É importante, portanto, a reflexão com os alunos sobre a memória em seus aspectos de
permanente construção, de mudança, de sua relação com o presente e com as demandas dos
vários setores da sociedade. Também é necessária a diferenciação entre História e memoria,
destacando-se a utilização de diversas fontes para a construção do conhecimento histórico.

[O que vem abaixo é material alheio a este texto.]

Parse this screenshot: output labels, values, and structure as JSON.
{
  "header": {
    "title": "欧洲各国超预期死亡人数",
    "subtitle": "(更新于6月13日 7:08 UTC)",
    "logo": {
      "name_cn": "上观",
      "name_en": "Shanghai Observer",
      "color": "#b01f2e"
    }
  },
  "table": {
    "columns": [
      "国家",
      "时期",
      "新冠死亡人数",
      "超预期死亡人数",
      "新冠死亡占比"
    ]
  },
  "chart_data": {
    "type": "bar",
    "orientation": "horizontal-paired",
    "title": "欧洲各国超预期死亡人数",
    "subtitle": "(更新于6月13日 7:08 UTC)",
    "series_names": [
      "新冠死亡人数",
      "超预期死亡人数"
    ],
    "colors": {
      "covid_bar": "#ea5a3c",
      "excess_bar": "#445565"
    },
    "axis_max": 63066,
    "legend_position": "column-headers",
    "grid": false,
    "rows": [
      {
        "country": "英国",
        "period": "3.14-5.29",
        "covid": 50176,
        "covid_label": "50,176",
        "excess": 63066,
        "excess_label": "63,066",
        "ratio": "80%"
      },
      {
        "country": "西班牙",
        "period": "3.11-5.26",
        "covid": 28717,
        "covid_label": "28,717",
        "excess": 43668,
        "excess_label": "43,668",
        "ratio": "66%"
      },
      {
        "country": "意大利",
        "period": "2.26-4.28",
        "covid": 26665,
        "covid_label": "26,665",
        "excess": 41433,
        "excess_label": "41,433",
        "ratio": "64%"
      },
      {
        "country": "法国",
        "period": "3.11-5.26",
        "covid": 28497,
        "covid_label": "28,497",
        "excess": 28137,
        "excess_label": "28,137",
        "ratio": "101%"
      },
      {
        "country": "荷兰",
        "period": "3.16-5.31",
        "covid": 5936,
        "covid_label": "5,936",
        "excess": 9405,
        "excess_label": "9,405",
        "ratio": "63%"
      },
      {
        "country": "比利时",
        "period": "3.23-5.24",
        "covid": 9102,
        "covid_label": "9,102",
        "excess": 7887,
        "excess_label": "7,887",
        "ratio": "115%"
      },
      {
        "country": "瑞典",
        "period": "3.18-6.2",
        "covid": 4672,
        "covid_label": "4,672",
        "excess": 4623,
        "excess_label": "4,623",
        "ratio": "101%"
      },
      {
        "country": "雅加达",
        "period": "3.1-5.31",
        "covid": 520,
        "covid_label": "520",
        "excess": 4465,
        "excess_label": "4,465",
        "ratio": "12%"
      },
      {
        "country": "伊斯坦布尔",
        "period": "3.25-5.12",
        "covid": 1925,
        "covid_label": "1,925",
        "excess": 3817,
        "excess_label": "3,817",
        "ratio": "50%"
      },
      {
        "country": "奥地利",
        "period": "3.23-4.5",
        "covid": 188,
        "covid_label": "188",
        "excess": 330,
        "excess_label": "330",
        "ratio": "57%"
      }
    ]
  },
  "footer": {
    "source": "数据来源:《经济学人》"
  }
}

Desse modo, a História permite que possamos entender as diversas experiências
humanas nos diferentes tempos e espaços. A organização de uma visita a um museu a partir
da escolha de um tema e da sua problematização pode permitir que a curiosidade se desdobre
em questionamento. Desse modo, concordamos com a professora Ana Maria Monteiro, que
afirma:
Os museus, ao propiciarem o diálogo com a experiência do outro, ampliam e aprofundam as
possibilidades de compreensão da historicidade da vida social que alia o dever de memória à construção
de conhecimentos em perspectiva crítica e transformadora. (MONTEIRO, 2010, p.2)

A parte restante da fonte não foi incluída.